Report presented on 4 July 2019 by the European Commission regarding the status of Irish as an official and working language of the Union.

Further information:

When it joined the European Communities in 1973, Ireland did not ask for Irish to be one of the institutions’ official and working languages, but only to have the Treaties translated into Irish and for its citizens to have the right to communicate with the institutions in Irish. Consequently, Irish was not added to the list of official and working languages and the institutions did not draft or publish legislation in Irish.

In 2005, Ireland requested that Irish become an official and working language of the Union, proposing a restricted regime whereby only Regulations adopted jointly by the European Parliament and the Council of the European Union would be drafted in Irish. The Council granted that status from 1 January 2007, with a derogation stipulating that only EP and Council Regulations had to be drafted in Irish.

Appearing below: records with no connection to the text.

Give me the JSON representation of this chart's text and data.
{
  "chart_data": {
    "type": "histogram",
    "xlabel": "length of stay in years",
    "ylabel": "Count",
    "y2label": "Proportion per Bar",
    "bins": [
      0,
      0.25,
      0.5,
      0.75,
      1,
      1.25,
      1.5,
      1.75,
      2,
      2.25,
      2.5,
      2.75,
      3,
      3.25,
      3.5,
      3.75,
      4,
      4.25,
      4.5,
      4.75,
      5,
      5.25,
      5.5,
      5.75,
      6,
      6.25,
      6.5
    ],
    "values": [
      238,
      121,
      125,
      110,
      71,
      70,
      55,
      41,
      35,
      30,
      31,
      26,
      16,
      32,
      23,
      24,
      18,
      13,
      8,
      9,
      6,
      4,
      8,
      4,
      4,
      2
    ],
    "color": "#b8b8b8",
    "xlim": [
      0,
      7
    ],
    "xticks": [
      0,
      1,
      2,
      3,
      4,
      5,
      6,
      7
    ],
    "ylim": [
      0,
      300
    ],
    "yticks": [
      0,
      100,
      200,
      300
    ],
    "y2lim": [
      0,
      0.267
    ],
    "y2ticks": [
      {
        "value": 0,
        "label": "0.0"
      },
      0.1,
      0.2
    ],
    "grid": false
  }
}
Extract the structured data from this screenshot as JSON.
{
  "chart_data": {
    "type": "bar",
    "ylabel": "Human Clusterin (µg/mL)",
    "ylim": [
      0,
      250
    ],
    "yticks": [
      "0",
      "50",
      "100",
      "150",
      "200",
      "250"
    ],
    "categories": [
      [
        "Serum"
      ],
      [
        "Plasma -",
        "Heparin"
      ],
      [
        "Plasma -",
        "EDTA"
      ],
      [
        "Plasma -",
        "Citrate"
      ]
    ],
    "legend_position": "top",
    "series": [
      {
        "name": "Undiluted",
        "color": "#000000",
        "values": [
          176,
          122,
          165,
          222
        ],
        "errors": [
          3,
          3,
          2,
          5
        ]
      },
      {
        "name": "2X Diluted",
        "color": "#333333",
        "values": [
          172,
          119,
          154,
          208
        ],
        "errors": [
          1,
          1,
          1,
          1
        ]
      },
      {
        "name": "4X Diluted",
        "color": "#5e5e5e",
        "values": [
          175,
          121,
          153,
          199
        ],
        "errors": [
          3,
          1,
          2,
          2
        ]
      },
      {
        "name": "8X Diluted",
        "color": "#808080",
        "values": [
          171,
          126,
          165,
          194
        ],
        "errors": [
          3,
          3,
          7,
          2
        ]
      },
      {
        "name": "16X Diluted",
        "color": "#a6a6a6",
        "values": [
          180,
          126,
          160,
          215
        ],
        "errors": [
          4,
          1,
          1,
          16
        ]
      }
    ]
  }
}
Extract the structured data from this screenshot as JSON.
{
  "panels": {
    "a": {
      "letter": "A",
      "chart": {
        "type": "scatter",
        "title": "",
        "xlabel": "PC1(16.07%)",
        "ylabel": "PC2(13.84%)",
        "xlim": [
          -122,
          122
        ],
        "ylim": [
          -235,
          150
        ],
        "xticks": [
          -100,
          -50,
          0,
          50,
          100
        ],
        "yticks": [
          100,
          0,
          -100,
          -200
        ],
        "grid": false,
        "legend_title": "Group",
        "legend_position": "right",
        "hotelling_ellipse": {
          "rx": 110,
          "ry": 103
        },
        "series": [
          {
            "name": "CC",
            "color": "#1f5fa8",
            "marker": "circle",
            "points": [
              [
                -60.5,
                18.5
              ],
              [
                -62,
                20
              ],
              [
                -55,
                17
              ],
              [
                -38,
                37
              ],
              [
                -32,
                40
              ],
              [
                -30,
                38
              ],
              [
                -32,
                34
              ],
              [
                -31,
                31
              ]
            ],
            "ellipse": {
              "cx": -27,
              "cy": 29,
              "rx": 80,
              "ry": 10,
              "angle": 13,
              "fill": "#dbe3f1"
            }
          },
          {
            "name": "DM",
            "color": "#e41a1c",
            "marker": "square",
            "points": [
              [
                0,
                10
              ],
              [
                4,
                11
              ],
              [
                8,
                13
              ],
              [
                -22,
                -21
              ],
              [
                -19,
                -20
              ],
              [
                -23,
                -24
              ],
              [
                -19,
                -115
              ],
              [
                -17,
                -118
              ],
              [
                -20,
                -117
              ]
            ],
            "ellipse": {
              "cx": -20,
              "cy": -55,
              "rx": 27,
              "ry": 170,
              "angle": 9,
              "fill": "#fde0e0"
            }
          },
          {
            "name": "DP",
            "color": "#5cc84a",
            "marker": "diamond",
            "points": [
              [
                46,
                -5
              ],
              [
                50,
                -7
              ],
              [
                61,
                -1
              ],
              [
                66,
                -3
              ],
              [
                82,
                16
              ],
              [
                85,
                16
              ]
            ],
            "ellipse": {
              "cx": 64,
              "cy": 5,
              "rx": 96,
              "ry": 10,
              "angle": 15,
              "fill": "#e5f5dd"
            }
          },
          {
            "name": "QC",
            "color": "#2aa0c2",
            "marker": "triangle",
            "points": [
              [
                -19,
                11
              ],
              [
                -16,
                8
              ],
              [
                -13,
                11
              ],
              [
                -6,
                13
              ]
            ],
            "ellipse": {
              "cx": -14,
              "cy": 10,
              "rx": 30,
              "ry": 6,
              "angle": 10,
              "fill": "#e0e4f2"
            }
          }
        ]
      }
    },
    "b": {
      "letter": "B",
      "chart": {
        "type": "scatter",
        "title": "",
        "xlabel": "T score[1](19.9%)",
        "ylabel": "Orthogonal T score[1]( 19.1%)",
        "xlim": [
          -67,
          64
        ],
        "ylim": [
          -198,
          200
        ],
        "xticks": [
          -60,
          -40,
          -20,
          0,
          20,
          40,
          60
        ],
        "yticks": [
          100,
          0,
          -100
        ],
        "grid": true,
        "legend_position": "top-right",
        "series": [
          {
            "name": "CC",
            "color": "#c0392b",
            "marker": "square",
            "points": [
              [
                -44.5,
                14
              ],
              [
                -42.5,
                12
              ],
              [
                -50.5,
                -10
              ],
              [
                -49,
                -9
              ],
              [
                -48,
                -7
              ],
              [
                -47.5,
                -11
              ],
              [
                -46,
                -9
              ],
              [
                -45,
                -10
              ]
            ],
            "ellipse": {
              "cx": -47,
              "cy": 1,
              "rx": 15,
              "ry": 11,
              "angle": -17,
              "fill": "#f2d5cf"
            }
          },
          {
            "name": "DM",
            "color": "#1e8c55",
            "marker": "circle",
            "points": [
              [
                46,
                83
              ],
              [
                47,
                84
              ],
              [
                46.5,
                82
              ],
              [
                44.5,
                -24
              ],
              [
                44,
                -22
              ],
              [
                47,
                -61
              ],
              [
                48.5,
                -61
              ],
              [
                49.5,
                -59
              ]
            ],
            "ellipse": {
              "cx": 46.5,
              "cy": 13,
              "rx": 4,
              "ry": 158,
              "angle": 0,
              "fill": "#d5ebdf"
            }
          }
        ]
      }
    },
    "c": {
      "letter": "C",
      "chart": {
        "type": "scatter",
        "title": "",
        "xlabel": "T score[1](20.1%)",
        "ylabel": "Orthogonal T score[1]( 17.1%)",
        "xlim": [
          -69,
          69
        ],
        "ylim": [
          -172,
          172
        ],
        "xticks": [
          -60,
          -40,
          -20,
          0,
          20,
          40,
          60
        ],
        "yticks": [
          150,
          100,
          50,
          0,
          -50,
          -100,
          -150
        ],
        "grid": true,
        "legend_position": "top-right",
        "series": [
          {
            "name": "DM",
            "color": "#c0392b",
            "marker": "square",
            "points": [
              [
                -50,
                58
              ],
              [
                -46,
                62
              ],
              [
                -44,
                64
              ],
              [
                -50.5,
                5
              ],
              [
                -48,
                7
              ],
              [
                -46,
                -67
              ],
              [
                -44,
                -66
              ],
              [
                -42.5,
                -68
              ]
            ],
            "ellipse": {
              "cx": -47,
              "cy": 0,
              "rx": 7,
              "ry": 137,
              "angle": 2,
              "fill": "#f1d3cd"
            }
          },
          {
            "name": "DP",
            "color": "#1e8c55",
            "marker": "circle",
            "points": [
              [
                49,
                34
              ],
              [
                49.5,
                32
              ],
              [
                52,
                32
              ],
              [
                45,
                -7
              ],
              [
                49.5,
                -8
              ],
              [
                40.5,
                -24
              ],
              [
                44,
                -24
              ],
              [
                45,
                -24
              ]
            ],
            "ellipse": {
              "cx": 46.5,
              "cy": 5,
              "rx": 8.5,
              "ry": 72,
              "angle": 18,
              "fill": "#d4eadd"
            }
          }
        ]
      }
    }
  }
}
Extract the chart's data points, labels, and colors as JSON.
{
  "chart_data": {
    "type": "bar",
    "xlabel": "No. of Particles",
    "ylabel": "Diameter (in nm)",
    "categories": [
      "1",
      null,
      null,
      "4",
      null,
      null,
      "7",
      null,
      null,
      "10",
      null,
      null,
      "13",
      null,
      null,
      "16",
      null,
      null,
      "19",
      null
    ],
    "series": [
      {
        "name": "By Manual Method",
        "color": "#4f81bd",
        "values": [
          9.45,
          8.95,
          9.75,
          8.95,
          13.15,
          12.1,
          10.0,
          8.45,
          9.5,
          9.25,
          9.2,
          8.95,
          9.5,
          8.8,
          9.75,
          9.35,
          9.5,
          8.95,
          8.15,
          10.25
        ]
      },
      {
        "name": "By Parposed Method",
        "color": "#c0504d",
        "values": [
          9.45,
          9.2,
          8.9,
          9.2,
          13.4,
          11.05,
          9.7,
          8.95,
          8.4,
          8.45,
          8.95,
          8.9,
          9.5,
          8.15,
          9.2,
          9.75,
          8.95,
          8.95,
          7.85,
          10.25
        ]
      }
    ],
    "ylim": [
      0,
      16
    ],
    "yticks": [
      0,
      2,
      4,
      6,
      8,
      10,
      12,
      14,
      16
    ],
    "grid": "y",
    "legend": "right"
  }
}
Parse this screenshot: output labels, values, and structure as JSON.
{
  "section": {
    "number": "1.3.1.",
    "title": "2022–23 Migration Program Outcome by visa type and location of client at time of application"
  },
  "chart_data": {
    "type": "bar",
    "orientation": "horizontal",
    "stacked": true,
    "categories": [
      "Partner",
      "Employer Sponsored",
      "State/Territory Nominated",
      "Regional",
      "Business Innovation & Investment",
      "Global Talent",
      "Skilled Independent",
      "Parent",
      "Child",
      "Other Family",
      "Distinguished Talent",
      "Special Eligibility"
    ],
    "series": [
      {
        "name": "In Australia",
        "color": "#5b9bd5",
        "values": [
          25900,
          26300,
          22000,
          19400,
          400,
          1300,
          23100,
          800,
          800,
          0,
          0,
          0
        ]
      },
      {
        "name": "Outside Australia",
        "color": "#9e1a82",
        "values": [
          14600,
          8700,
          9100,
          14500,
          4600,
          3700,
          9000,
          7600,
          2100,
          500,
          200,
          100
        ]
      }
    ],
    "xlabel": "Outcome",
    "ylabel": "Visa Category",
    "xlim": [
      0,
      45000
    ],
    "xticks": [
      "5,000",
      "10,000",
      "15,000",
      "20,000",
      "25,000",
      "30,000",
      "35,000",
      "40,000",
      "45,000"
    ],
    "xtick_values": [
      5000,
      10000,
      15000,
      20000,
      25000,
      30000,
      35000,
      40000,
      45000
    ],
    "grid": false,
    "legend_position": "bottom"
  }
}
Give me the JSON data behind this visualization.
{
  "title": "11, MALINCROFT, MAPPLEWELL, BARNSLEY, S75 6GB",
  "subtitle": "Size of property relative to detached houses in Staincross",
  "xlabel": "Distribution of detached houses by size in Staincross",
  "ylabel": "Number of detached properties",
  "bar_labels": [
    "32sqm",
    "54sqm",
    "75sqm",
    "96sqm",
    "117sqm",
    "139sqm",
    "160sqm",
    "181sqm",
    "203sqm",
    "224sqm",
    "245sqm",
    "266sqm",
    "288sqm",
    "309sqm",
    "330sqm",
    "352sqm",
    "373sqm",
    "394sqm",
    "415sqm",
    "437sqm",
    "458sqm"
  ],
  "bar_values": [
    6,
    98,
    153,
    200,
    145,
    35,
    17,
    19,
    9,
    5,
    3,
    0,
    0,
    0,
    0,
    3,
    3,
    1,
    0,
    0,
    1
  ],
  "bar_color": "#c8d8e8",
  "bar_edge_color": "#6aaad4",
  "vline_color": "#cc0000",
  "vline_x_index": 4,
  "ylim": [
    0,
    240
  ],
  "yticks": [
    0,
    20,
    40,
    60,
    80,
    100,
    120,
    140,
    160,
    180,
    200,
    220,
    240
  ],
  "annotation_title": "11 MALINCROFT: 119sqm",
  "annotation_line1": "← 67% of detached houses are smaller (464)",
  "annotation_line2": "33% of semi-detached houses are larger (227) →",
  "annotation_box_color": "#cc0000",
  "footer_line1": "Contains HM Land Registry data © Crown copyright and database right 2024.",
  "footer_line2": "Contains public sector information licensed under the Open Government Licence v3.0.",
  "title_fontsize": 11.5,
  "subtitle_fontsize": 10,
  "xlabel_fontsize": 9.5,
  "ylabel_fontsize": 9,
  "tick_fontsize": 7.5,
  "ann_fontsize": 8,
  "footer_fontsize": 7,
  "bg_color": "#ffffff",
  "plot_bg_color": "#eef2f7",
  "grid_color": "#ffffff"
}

The derogation was adopted for 5 years and, following a review in 2010, extended for a further 5 years to 31 December 2016. In 2015, as part of its policy of encouraging the use and knowledge of Irish, the Irish Government asked the Council to gradually reduce the scope of the derogation with a view to phasing it out by 1 January 2022. Accordingly, the Council adopted Regulation (EU, Euratom) 2015/2264 in December 2015.

The Regulation requires the Commission to report twice to the Council on its implementation before the derogation ceases to apply. This first implementation report takes stock of progress between January 2016 and mid-2019.